About the project: Significant efforts have been made to address the lack of access to water, sanitation, and hygiene (WASH) services in northern Ghana and elsewhere, and post-construction support is needed to ensure long-term sustainability of the projects. Data-driven decisions can help with this challenge. Interns will help analyze baseline data from water systems services projects in northern Ghana to assess the status of water systems and the impact they have on communities. Interns will use various statistical methods with the objective of assessing the status of the water systems, and they will develop recommendations to support a sustained water supply in the communities. Overall, the students will be involved in developing a holistic and sustainable support system for watershed and water facility management in rural communities around the world.

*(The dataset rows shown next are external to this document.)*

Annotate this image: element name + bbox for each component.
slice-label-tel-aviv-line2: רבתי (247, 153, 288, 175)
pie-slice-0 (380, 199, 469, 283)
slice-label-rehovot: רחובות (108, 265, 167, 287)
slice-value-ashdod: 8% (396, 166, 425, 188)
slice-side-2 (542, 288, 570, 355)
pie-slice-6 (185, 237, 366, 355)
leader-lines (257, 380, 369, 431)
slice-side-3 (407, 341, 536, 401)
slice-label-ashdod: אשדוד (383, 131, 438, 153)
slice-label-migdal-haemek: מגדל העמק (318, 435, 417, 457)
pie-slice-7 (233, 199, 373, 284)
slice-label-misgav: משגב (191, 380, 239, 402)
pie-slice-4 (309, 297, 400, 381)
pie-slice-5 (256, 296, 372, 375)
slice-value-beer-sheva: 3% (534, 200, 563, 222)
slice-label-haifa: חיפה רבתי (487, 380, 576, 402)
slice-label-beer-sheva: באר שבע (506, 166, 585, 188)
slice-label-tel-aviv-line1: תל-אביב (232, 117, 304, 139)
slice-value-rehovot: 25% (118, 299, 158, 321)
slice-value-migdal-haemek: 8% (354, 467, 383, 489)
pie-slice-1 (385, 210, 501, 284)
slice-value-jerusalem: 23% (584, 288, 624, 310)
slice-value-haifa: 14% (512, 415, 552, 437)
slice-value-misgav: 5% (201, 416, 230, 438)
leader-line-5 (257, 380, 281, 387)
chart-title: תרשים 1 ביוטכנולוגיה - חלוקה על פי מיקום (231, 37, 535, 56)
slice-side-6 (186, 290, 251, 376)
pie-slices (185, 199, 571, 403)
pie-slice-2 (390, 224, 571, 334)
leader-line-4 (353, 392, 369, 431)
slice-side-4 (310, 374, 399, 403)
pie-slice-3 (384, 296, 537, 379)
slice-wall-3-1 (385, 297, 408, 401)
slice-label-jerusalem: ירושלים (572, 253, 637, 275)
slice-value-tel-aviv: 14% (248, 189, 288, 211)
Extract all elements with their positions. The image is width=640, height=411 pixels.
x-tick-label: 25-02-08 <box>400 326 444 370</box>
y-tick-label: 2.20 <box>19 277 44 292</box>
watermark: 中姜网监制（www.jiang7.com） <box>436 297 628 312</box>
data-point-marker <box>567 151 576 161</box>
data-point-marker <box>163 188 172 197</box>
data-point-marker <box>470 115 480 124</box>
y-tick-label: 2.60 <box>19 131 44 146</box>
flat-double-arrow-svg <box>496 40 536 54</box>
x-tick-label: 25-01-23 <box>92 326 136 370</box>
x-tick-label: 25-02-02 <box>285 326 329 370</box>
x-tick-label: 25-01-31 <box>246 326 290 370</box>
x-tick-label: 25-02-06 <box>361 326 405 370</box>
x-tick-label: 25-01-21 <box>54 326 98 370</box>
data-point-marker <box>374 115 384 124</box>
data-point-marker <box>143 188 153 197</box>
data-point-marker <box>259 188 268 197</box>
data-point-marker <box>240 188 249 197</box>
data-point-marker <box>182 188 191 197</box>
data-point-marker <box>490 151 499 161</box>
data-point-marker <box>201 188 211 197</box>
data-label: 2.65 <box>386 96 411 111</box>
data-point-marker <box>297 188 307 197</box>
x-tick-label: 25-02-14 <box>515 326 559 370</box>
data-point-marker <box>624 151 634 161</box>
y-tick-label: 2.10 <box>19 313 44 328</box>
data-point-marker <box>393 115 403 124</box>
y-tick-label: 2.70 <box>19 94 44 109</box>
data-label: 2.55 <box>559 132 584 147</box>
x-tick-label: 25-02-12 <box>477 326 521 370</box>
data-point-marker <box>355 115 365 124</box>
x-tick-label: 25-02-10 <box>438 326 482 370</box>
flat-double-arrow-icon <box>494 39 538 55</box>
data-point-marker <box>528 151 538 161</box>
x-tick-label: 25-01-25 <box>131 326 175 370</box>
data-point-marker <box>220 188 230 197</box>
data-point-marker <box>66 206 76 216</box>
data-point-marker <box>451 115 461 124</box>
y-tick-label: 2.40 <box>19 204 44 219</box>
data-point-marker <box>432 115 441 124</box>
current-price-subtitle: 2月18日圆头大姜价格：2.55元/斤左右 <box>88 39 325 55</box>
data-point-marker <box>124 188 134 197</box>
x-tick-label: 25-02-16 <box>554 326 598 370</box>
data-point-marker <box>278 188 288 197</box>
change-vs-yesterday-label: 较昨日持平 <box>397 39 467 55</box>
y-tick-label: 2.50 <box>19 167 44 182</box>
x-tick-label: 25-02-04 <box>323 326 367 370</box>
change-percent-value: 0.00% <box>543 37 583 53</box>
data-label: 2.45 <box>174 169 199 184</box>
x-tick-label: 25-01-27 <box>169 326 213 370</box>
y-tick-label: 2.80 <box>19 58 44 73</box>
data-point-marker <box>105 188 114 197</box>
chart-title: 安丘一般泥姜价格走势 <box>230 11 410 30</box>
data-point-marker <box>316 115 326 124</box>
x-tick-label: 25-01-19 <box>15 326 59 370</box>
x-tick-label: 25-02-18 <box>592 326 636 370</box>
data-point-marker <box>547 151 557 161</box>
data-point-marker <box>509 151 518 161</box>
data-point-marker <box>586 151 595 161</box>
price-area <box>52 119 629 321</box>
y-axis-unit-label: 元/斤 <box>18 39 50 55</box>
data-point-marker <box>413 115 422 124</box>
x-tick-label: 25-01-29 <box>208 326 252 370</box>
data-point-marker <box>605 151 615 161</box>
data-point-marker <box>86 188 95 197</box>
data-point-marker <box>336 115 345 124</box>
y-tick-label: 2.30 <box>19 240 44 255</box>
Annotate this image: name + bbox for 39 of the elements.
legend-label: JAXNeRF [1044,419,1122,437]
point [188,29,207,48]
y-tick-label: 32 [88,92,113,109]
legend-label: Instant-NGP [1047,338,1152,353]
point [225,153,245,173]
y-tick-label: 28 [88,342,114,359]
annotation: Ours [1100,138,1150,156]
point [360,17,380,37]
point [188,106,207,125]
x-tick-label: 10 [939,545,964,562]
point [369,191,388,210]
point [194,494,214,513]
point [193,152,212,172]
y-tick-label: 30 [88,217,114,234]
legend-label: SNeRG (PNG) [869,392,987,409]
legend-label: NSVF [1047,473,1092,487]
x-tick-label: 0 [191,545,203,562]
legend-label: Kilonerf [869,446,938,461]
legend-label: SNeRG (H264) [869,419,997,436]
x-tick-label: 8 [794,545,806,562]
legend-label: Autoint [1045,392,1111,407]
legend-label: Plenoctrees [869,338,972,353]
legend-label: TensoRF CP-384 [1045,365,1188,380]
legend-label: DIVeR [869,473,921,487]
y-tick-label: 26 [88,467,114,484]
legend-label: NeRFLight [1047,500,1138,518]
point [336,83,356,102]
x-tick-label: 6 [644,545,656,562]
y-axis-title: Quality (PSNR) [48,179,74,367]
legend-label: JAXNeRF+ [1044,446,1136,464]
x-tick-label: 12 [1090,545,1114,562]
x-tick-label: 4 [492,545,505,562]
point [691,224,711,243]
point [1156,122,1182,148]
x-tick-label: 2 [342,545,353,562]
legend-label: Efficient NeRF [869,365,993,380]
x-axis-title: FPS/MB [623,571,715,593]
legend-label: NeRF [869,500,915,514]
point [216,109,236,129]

This project will use statistical tools to look for patterns in data, and then interpret those patterns in the context of drinking water access.

Location: Statewide

Format: Virtual (computer-based research required). Students will need to use their own computer or a computer on their home campus. 

Schedule: Internship schedule will be determined once students have been selected.


Assessments of Northern Nevada’s natural hazards 

Mentor name: Steve Bacon, PhD

Apply if you are interested in: Natural hazards (e.g., earthquakes, floods, landslides, avalanches, wind), geologic hazard assessments, performing fieldwork to identify potential hazards at a given site.

About the project: Identify natural hazards and perform feasibility-level assessments related to residential homeownership or property development in the greater Reno area. Apply methods and web-based information in a Google Earth platform to identify natural hazards and perform reconnaissance-level risk assessments, similar what is performed by environmental and engineering consultants. Learn about the publicly-available environmental and geologic data that is commonly used to perform natural hazard assessments. The team will visit at least three geologic settings with unique natural hazards, for which interns may need walk up to 1-2 miles on uneven surfaces.

Location: Reno

Format: In-person (fieldwork required, walking up to 1-2 miles on uneven surfaces).

Schedule:  [TBD]


Desert ecology: Microbiology and invertebrate adaptations in extreme environments

Mentor name: Henry Sun, PhD

Apply if you are interested in: Microbiology, bacterial culture techniques, life in extreme environments, basic chemistry methods, ecosystem responses to climate change, Earth observation software, image analysis software

About the project: The extreme heat and dryness of our desert region present rich opportunities to understand ecological adaptations of many organisms, including the bacteria in our soils and western ants. In this curiosity-driven internship, students will work on two projects related to local ecology, studying the interaction between biotic and abiotic elements. Interns will use technology and lab techniques to observe cross-cutting environmental change, and to learn how to address big-picture research questions with local studies.

Location: Las Vegas 

Format: In-person (labwork and some fieldwork required).

Schedule: Internship schedule will be determined once students have been selected.